I only decided to enter this field after I bypassed the interconnects between my preamp and amp, which showed me much music was being lost in the cables I was using. My goal has always been to eliminate the losses and colorations of cables rather than producing some special effect to suit my or someone else's taste or equipment. My reference has always been a direct connection and I believe that the common practice of evaluating cables by simply swapping them leads to confusion and cable designs with strange sound effects rather than higher fidelity.


I feel that the difference between my approach and others is that I start by determining exactly what I want the cables to do (sound like a direct connection) and I use the simplest and most effective methodology (bypass testing and comprehensive research) to achieve those objectives.

The Starlight 6 digital audio cable that I sent you is a good example of my methodology. My experience with the first outboard DAC (one of the first Theta prototypes) and my discussions with its designer in the mid 1980s taught me that having a faster current rise time reduced jitter, which led me to 20 years of optimizing conventional designs for faster rise time. I recently created the new Starlight 6 design from scratch, which truly
minimizes current rise time. BTW, Gold Starlight 6 is a bigger step up from the Starlight 6 than I could imagine before hearing it.


Wireworld cables have pretty much used the same geometry i.e. Symmetrical Coaxial, until recently. Why the change? What did you discover?


I was simply using an adaptation of the most effective existing design, which originated in the 1930s until I developed the expertise to design something better from scratch. That milestone took me about 25 years of continuous research!


What have you found to be the most important characteristics in a cable design?


The basic conductive profile of a cable, which is largely a function of electromagnetic field effects, is the most consistently audible and consistently neglected parameter of cables. That single elementary relationship causes most of the tonal and spatial anomalies that differentiate cables.

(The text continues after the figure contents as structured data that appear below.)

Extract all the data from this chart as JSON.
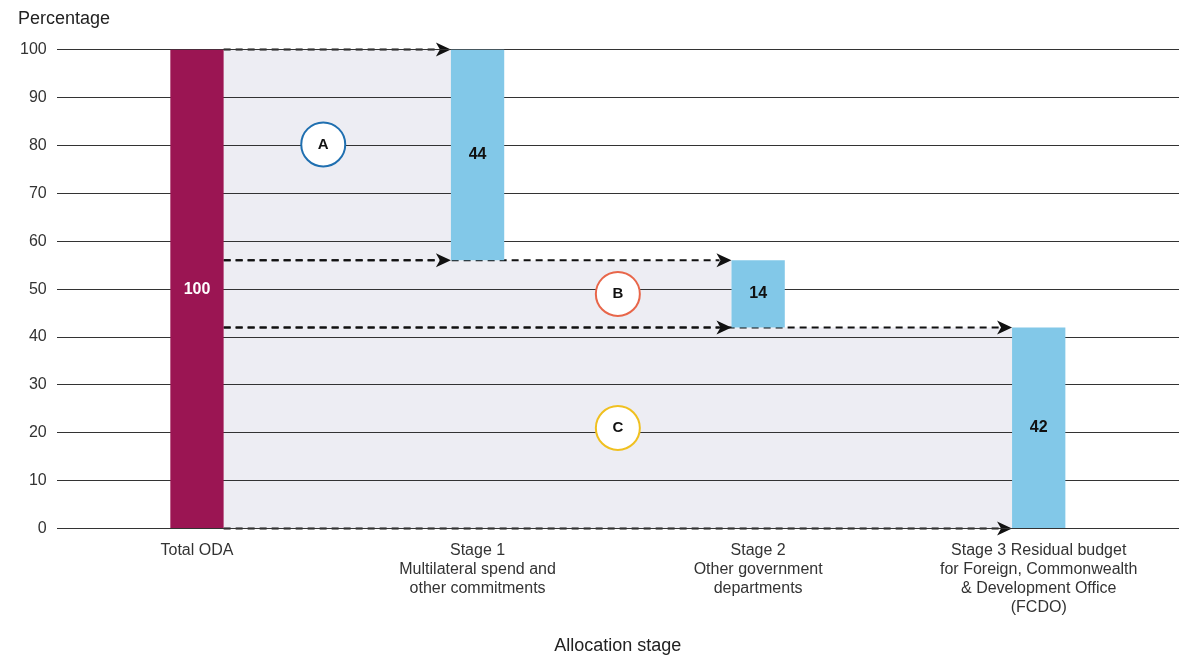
{
  "chart_data": {
    "type": "bar",
    "ylabel": "Percentage",
    "xlabel": "Allocation stage",
    "categories": [
      "Total ODA",
      "Stage 1\nMultilateral spend and\nother commitments",
      "Stage 2\nOther government\ndepartments",
      "Stage 3 Residual budget\nfor Foreign, Commonwealth\n& Development Office\n(FCDO)"
    ],
    "values": [
      100,
      44,
      14,
      42
    ],
    "base": [
      0,
      56,
      42,
      0
    ],
    "colors": [
      "#9b1553",
      "#82c8e8",
      "#82c8e8",
      "#82c8e8"
    ],
    "data_labels": true,
    "ylim": [
      0,
      100
    ],
    "yticks": [
      0,
      10,
      20,
      30,
      40,
      50,
      60,
      70,
      80,
      90,
      100
    ],
    "grid": "y",
    "legend": false,
    "annotations": [
      "A",
      "B",
      "C"
    ]
  }
}
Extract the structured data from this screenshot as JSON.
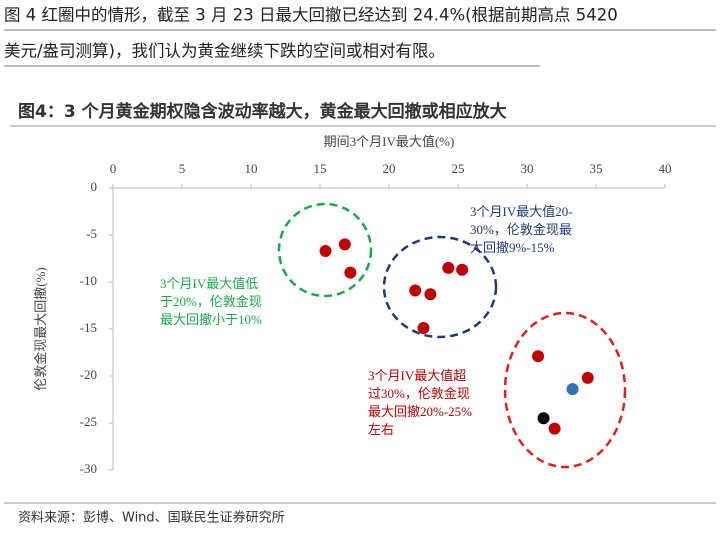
{
  "document": {
    "paragraph": [
      "图 4 红圈中的情形，截至 3 月 23 日最大回撤已经达到 24.4%(根据前期高点 5420",
      "美元/盎司测算)，我们认为黄金继续下跌的空间或相对有限。"
    ],
    "figure_title": "图4：3 个月黄金期权隐含波动率越大，黄金最大回撤或相应放大",
    "source": "资料来源：彭博、Wind、国联民生证券研究所"
  },
  "chart_data": {
    "type": "scatter",
    "x_label": "期间3个月IV最大值(%)",
    "y_label": "伦敦金现最大回撤(%)",
    "xlim": [
      0,
      40
    ],
    "xticks": [
      0,
      5,
      10,
      15,
      20,
      25,
      30,
      35,
      40
    ],
    "ylim": [
      -30,
      0
    ],
    "yticks": [
      0,
      -5,
      -10,
      -15,
      -20,
      -25,
      -30
    ],
    "series": [
      {
        "color": "#c00000",
        "x": [
          15.4,
          16.8,
          17.2,
          21.9,
          23.0,
          22.5,
          24.3,
          25.3,
          30.8,
          34.4,
          32.0
        ],
        "values": [
          -6.7,
          -6.0,
          -9.0,
          -10.9,
          -11.3,
          -14.9,
          -8.5,
          -8.7,
          -17.9,
          -20.2,
          -25.6
        ]
      },
      {
        "color": "#2e75b6",
        "x": [
          33.3
        ],
        "values": [
          -21.4
        ]
      },
      {
        "color": "#000000",
        "x": [
          31.2
        ],
        "values": [
          -24.5
        ]
      }
    ],
    "annotations": [
      {
        "color": "#1aa84a",
        "lines": [
          "3个月IV最大值低",
          "于20%，伦敦金现",
          "最大回撤小于10%"
        ]
      },
      {
        "color": "#1f3a78",
        "lines": [
          "3个月IV最大值20-",
          "30%，伦敦金现最",
          "大回撤9%-15%"
        ]
      },
      {
        "color": "#c00000",
        "lines": [
          "3个月IV最大值超",
          "过30%，伦敦金现",
          "最大回撤20%-25%",
          "左右"
        ]
      }
    ]
  }
}
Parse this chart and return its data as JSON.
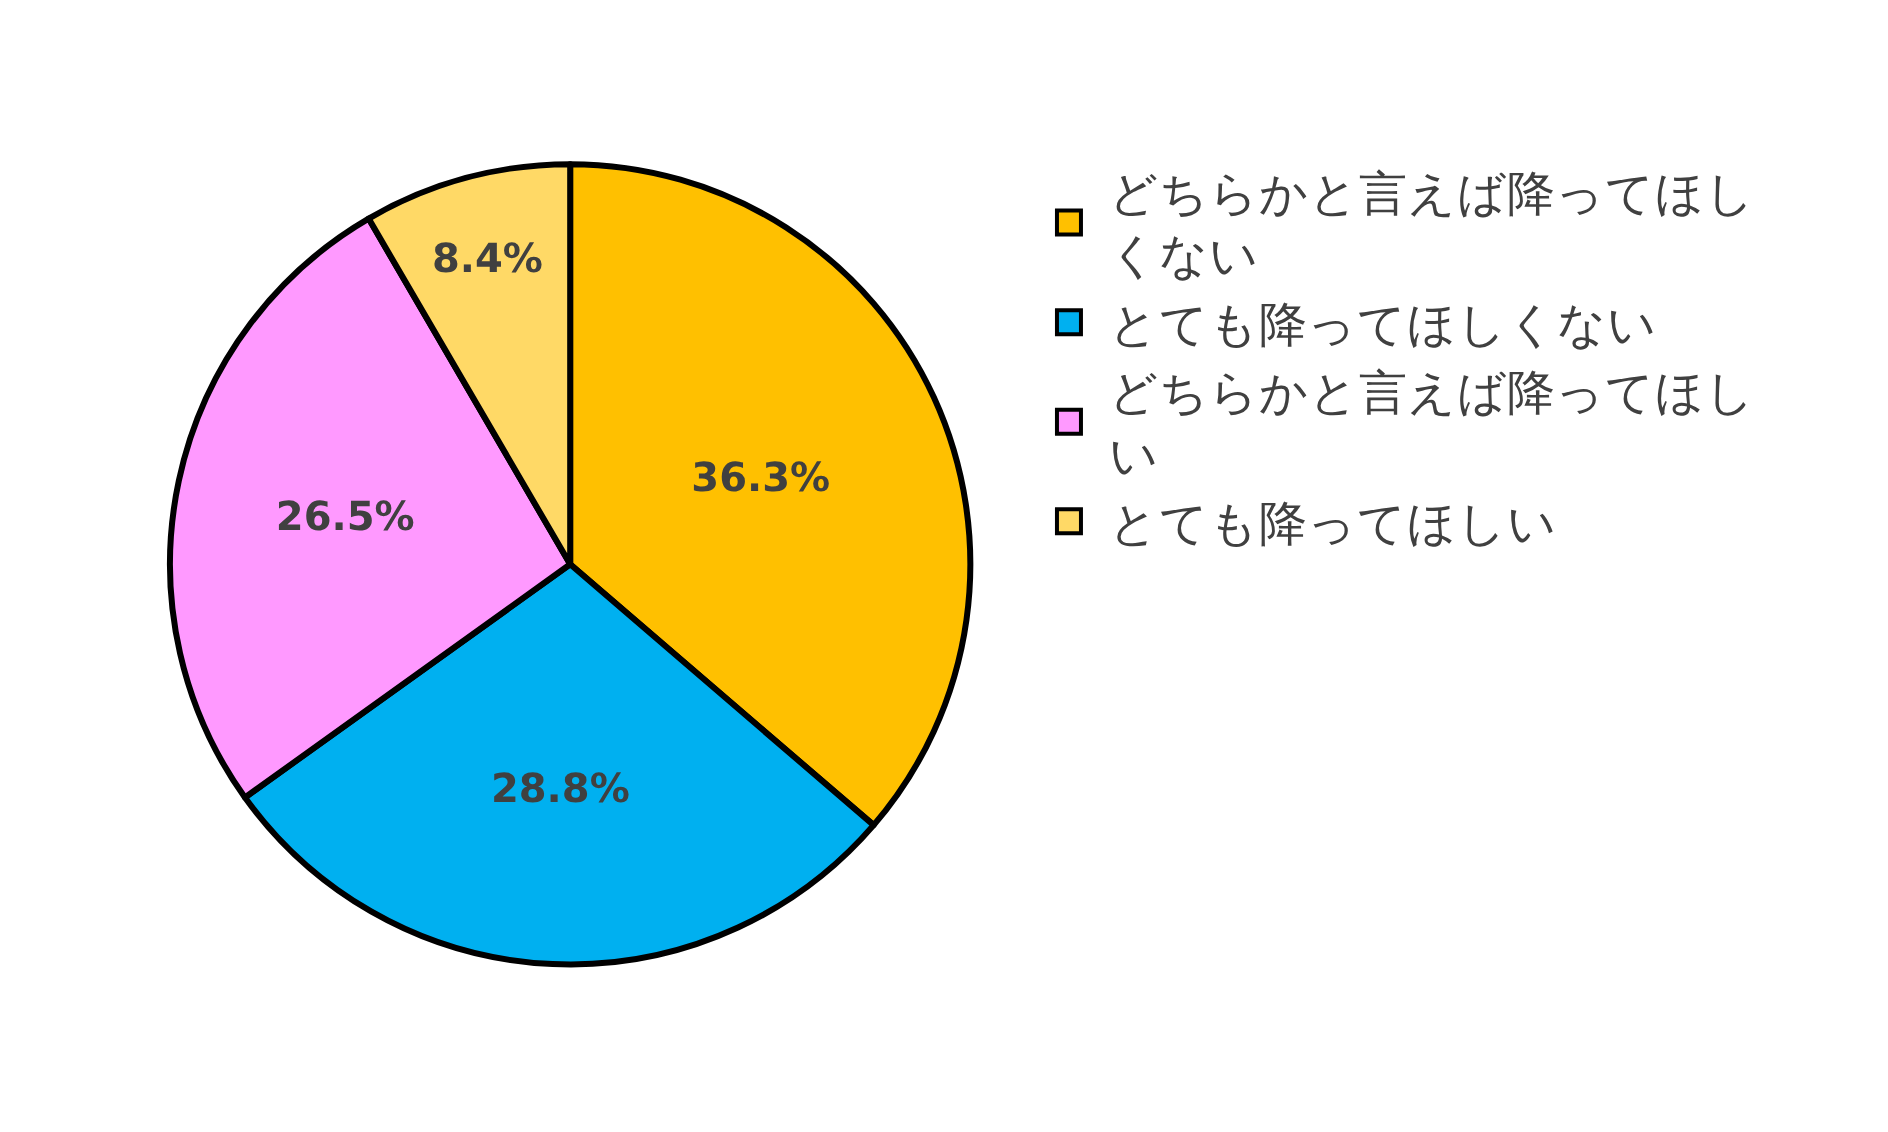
{
  "chart_data": {
    "type": "pie",
    "categories": [
      "どちらかと言えば降ってほしくない",
      "とても降ってほしくない",
      "どちらかと言えば降ってほしい",
      "とても降ってほしい"
    ],
    "values": [
      36.3,
      28.8,
      26.5,
      8.4
    ],
    "colors": [
      "#ffc000",
      "#00b0f0",
      "#ff99ff",
      "#ffd966"
    ],
    "value_labels": [
      "36.3%",
      "28.8%",
      "26.5%",
      "8.4%"
    ],
    "legend": "right"
  }
}
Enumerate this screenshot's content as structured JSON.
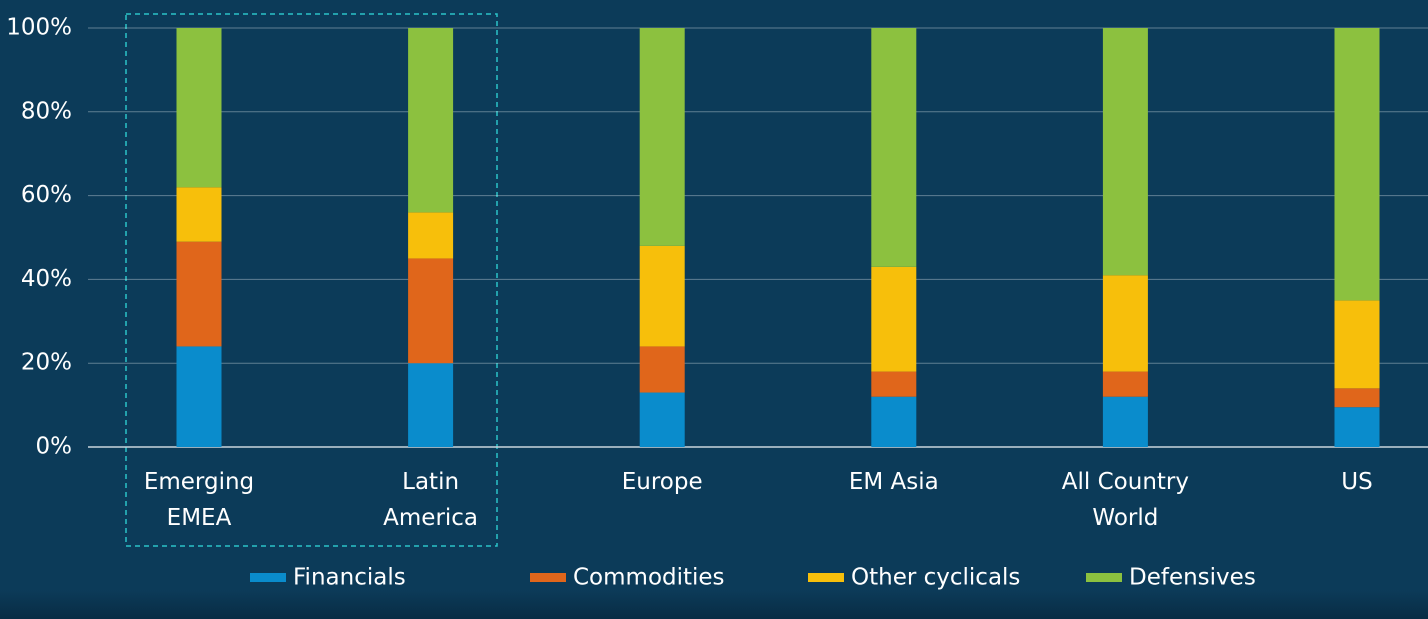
{
  "chart_data": {
    "type": "stacked_bar",
    "categories": [
      "Emerging\nEMEA",
      "Latin\nAmerica",
      "Europe",
      "EM Asia",
      "All Country\nWorld",
      "US"
    ],
    "series": [
      {
        "name": "Financials",
        "color": "#0a8ccc",
        "values": [
          24,
          20,
          13,
          12,
          12,
          9.5
        ]
      },
      {
        "name": "Commodities",
        "color": "#e0661b",
        "values": [
          25,
          25,
          11,
          6,
          6,
          4.5
        ]
      },
      {
        "name": "Other cyclicals",
        "color": "#f7bf0b",
        "values": [
          13,
          11,
          24,
          25,
          23,
          21
        ]
      },
      {
        "name": "Defensives",
        "color": "#8cc13f",
        "values": [
          38,
          44,
          52,
          57,
          59,
          65
        ]
      }
    ],
    "ylim": [
      0,
      100
    ],
    "yticks": [
      {
        "value": 0,
        "label": "0%"
      },
      {
        "value": 20,
        "label": "20%"
      },
      {
        "value": 40,
        "label": "40%"
      },
      {
        "value": 60,
        "label": "60%"
      },
      {
        "value": 80,
        "label": "80%"
      },
      {
        "value": 100,
        "label": "100%"
      }
    ],
    "grid": true,
    "legend": "bottom"
  }
}
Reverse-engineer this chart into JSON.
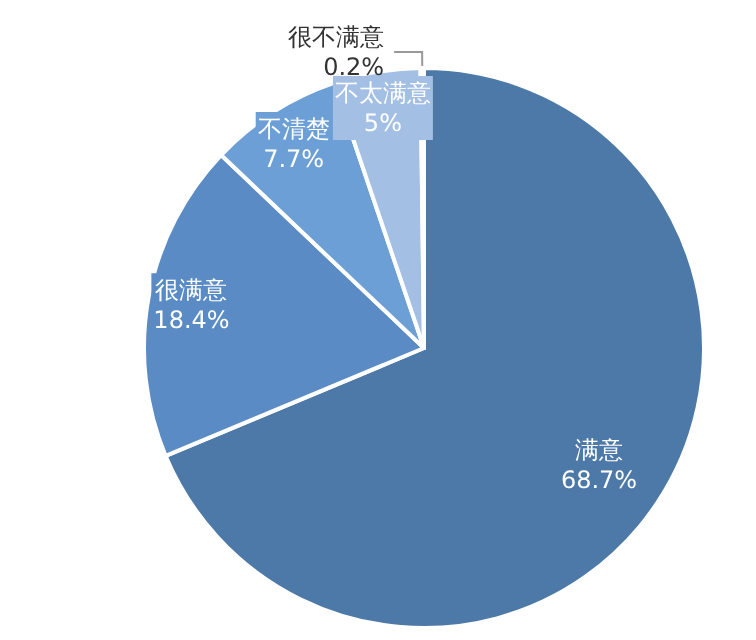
{
  "chart_data": {
    "type": "pie",
    "categories": [
      "满意",
      "很满意",
      "不清楚",
      "不太满意",
      "很不满意"
    ],
    "values": [
      68.7,
      18.4,
      7.7,
      5,
      0.2
    ],
    "value_labels": [
      "68.7%",
      "18.4%",
      "7.7%",
      "5%",
      "0.2%"
    ],
    "colors": [
      "#4d79a8",
      "#5a8bc5",
      "#6b9fd6",
      "#a3bfe3",
      "#c9d9ef"
    ],
    "legend": false
  }
}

I had read in another review that you stated that there is an electrical relationship between an interconnect and speaker cable. Please elaborate. I've more or less noticed this myself over years of mixing and matching various brands of cable, which I've found to be unpredictable and ultimately pointless in my opinion.


The most obvious marker for the basic electrical profile I mentioned above is the frequency at which a cable transitions from predominantly resistive to predominantly inductive. For an interconnect and speaker cable to have complimentary tonal characteristics, the interconnects transition frequency must be about four times the transition frequency of the speaker cable. While such combinations of colored cables can produce a relatively balanced sound, they still introduce much more coloration and dynamic compression than neutral cables.


Your power cables are unique in that they are the only ones I'm aware of that are designed by geometry and materials to act as low-pass filters. You also state that they dampen resonances. Please elaborate. I have consistently noticed that power cables seem to have a greater influence on a system's performance than interconnects/speaker cables. Any thoughts as to why? Or perhaps you disagree.


I agree with you on the audibility of power cords. The reason is that audio component power supplies are not nearly effective enough at rejecting noise in the audible frequency range. Since there is a substantial amount of noise in the audible range (60Hz harmonics, resonance etc.), the common approaches to high-end power cord design mostly redistribute that energy into different parts of the spectrum, producing all kinds of sound effects. My approach is to minimize the degradation and sound effects by reducing the noise across the audible range. Our power cords perform as complex filter networks with absorption, phase cancellation and power factor correction functions generated by their complex structure and unique materials.